Apple makes another concession on App Store fees
Apple CEO Tim Cook delivers the keynote address at Apple’s annual Worldwide Developers Conference at the Bill Graham Civic Auditorium in San Francisco, California, onJune 13, 2016.
Gabrielle Lurie | AFP | Getty Images
Apple said on Monday that companies that offer digital classes through iPhone apps won’t have to use Apple’s App Store in-app purchases through June 2021, enabling them to charge customers directly without Apple’s 30% commission fee.
Apple said the extension was to help businesses by giving them more time to transition in-person events to digital events during the Covid-19 pandemic.
“Although apps are required to offer any paid online group event experiences (one-to-few and one-to-many realtime experiences) through in-app purchase in accordance with App Store Review guideline 3.1.1, we temporarily deferred this requirement with an original deadline of December 2020,” Apple wrote on its developer blog. “To allow additional time for developing in-app purchase solutions, this deadline has been extended to June 30, 2021.”
An Apple spokesperson did not have a comment beyond Monday’s announcement.
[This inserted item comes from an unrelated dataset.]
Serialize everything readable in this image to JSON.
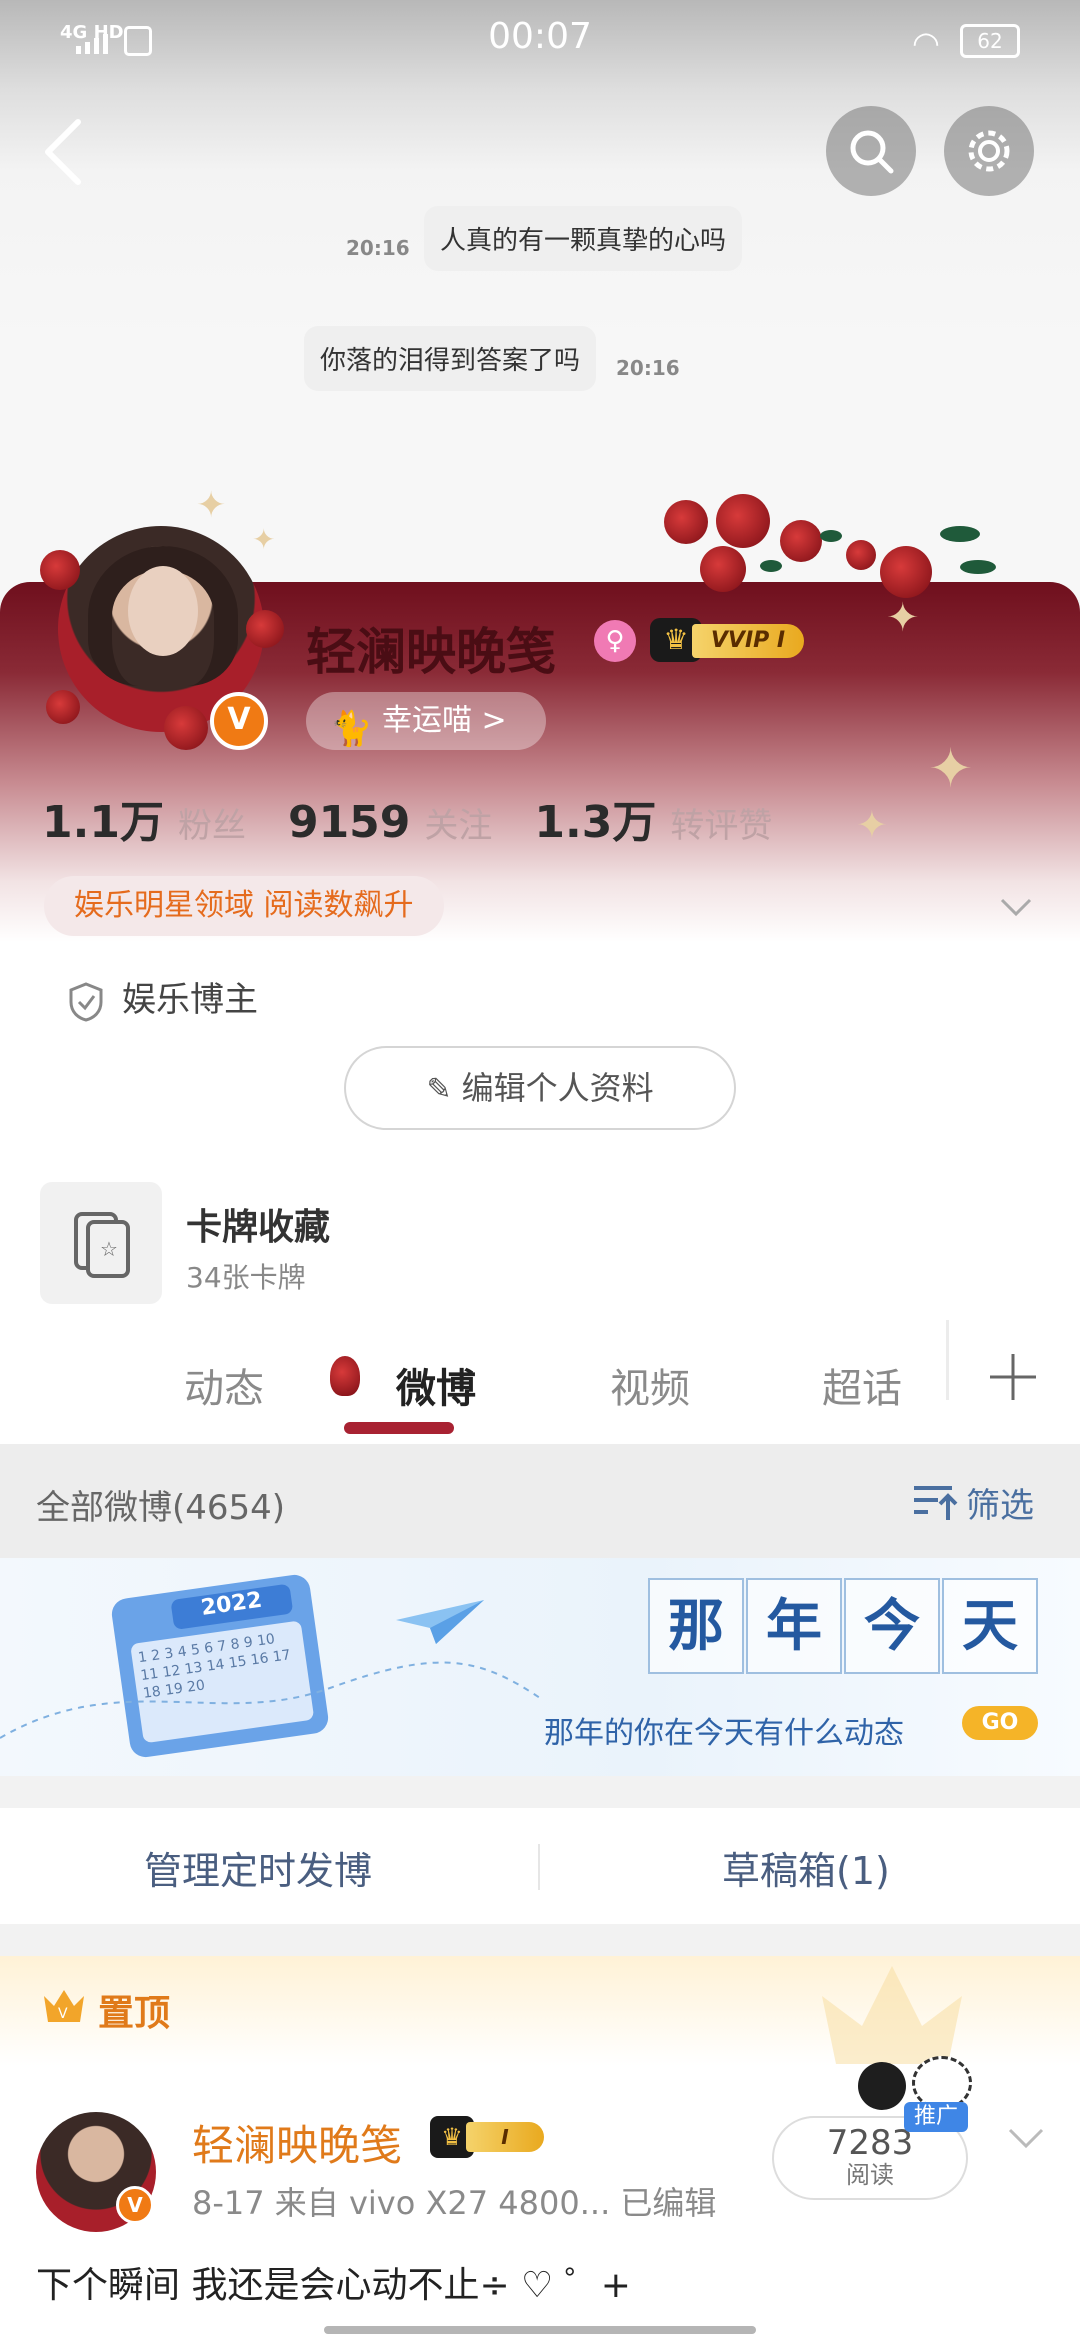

The move is the latest olive branch from Apple to critics of the App Store, which say the iPhone giant’s control over the platform and fees are anticompetitive. Apple also announced earlier this month that it planned to reduce its commission to 15% for app developers making under $1 million on Apple’s platforms in 2021.
Apple originally waived the in-app purchase requirement for group classes and events in September, after Facebook introduced a paid events feature and tried to include copy inside its apps warning that a cut of transactions for paid events would go to Apple. But at the time, Apple only suspended its fees through December. Monday’s announcement extended it for 6 more months.
Apple requires iPhone apps to use Apple’s App Store payment processing, which takes 30% of total payments, and has been an antitrust focus of policymakers around the world. However, in-person goods, like ordering a ride through Uber or buying something from an online retailer, are not required to use App Store payments.
In September, Apple clarified that one-to-one person classes through an iPhone app could be billed directly, but any virtual classes where an instructor or group works with multiple people were required to use App Store payments.
The New York Times reported in July that some app makers, such as Airbnb and ClassPass, were switching business models to include more digital classes as in-person experiences were negatively affected by the pandemic, and Apple had asked them to use in-app purchases which entitled them to 30% of the sale.
Apple CEO Tim Cook was asked about the company’s policies around virtual classes and events at a congressional hearing in July by House Judiciary Committee Chairman Rep. Jerry Nadler.
“The pandemic is a tragedy and it’s hurting Americans and many people from all around the world and we would never take advantage of that,” Cook said. “I believe the cases that you’re talking about are cases where something has moved to a digital service, which technically does need to go through our commission model.”